東日本大震災前、いわき沖の漁の主力はヒラメやナメタガレイだった。今は取れても試験操業の対象魚種ではないため、海に戻すしかない。試験操業の対象魚種は放射性物質の検査をしている。安全には絶対の自信がある。ただ、本格操業ができるようになっても風評被害は残るかもしれない。消費者が安心して食べてくれるかどうか...。
■「地元の陸(おか)に水揚げしたい」
試験操業が開始されて以降、地道に船を出し続けている。暗闇に包まれている午前1時か2時に港を出て、網を1回上げて午前8時ごろには陸に戻る。震災前は船の上でひと晩を過ごし、次の日の朝まで漁を続けたものだ。1回の漁で10回は網を上げていた。
試験操業で久之浜漁港に水揚げした魚介類は、放射性物質検査ができる県漁連地方卸売市場小名浜魚市場まで50分ほどかけて運ぶ。地震と津波で被害を受けた市漁協久之浜地方卸売市場の解体工事は今年1月にようやく始まった。

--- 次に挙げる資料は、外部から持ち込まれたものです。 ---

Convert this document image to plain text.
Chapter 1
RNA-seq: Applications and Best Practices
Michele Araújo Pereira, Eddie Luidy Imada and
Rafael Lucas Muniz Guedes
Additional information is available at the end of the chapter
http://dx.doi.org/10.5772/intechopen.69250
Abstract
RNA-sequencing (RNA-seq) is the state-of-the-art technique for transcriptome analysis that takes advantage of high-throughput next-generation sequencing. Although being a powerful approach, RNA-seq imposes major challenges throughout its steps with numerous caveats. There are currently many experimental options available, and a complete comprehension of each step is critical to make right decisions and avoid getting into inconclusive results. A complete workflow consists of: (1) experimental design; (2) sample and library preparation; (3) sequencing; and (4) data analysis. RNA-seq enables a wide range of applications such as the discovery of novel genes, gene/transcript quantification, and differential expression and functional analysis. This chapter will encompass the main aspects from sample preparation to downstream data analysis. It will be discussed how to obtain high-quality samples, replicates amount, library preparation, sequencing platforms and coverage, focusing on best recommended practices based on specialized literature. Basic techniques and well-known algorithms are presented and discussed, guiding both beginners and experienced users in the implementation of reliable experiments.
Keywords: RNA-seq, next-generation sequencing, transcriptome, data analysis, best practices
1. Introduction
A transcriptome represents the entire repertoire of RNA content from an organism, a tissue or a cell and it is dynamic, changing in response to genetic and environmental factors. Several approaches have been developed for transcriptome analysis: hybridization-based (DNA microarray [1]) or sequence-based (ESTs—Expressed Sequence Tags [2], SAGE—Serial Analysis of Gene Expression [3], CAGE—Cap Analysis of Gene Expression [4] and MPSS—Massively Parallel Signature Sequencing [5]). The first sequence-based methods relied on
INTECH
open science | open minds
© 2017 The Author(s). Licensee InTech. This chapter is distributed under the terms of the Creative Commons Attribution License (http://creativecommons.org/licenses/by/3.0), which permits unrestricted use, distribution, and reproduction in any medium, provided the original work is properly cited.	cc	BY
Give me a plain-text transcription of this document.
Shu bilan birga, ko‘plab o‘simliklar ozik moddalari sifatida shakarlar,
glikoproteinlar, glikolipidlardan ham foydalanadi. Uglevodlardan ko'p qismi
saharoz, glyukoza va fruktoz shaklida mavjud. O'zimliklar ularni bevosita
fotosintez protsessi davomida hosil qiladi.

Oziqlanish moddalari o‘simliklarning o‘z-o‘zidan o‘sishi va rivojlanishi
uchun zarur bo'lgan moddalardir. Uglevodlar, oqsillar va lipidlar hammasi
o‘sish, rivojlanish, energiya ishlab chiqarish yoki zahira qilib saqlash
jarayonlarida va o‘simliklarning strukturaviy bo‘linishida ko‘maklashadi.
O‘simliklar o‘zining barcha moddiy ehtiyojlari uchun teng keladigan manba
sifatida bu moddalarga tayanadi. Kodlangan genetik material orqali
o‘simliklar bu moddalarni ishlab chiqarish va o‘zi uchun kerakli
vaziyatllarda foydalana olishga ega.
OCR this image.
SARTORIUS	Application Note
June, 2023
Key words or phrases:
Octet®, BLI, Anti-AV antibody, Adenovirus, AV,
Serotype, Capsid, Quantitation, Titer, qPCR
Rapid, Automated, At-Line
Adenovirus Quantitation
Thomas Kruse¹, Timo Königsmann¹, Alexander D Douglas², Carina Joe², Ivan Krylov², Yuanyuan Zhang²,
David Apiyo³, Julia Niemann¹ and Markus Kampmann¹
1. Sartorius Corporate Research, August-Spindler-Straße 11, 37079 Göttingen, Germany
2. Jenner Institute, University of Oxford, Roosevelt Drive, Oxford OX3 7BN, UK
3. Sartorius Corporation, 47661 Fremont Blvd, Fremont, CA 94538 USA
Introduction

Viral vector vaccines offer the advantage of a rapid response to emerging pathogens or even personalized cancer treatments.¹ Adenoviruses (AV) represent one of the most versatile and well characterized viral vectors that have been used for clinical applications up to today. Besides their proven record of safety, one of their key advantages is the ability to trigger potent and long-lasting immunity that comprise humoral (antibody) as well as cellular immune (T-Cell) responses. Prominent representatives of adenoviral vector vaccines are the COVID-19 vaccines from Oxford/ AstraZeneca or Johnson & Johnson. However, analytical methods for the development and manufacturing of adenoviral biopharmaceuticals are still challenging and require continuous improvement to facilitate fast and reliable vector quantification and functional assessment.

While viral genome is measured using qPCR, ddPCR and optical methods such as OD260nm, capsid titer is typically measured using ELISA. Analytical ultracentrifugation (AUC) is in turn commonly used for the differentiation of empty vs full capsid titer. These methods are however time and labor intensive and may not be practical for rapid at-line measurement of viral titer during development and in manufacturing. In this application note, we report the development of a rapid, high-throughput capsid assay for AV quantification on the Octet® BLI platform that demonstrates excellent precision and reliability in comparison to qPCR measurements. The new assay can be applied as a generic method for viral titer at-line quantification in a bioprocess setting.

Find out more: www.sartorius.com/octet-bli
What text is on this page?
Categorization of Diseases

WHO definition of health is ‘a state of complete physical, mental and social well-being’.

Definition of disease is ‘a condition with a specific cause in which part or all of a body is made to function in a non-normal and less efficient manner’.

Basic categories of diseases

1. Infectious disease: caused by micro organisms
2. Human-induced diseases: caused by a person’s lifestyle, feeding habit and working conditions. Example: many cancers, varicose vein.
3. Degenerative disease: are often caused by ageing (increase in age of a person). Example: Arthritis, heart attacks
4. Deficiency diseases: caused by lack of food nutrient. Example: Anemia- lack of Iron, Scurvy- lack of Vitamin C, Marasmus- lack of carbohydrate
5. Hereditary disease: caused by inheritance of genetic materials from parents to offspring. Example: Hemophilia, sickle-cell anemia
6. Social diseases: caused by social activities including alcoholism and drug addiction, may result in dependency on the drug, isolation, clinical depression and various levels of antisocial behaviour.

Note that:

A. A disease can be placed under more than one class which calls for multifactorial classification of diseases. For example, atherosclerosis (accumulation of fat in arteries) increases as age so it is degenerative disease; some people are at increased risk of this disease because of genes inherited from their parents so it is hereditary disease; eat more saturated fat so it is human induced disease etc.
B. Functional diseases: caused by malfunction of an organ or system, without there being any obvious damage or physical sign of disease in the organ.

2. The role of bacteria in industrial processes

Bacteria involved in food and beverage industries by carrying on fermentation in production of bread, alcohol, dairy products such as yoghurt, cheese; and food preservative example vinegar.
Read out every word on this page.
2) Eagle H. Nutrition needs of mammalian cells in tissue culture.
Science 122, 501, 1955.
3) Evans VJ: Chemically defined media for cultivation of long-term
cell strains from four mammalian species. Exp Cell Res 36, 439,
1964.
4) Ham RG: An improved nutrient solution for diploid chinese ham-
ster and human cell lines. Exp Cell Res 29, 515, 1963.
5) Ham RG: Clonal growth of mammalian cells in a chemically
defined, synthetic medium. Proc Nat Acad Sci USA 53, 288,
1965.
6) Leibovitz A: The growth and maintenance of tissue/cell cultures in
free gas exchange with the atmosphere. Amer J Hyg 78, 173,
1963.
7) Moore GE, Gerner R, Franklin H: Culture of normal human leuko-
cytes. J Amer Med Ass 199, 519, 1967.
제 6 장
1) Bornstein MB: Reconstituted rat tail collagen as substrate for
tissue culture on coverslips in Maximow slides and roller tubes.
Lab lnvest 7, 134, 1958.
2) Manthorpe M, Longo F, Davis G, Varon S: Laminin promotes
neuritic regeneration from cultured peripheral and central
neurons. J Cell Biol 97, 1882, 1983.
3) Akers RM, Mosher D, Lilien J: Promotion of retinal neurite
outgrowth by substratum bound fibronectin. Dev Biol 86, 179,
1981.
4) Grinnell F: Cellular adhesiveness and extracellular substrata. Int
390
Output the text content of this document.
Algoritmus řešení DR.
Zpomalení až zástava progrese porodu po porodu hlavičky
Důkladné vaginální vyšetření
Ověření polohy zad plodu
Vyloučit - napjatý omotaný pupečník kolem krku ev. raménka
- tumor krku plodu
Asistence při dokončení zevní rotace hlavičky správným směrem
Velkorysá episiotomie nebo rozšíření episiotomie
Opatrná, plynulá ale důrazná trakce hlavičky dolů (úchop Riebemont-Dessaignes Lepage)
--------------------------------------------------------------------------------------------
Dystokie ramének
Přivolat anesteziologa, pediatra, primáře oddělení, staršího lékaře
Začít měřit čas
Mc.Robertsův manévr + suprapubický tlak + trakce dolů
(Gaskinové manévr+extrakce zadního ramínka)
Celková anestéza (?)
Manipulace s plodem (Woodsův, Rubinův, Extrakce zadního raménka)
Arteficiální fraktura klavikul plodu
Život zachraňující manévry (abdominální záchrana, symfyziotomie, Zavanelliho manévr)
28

地元で水揚げした魚介類を、地元で仲買人に引き渡せるようになるのはいつになるのか。
■「漁業の未来のために」
後継者が育っていないのも不安材料の一つだ。若者がいなければ漁業は衰退する。確かに、休みはない、時間が不規則、体力的に厳しい...などきつい仕事だ。でも、何物にも替え難い充実感を得られるのが漁業だと思う。若者が魅力を感じる漁業の在り方を考えなければならない。
26歳から30年以上、いわき沖で漁を続けてきた。懸命に漁を続けてきたが、本格操業が再開しても以前のように気力と体力を保ちながら漁ができるかどうかは自分でも分からない。それでも今はいわきの未来の漁業のために前に進むしかないと思っている。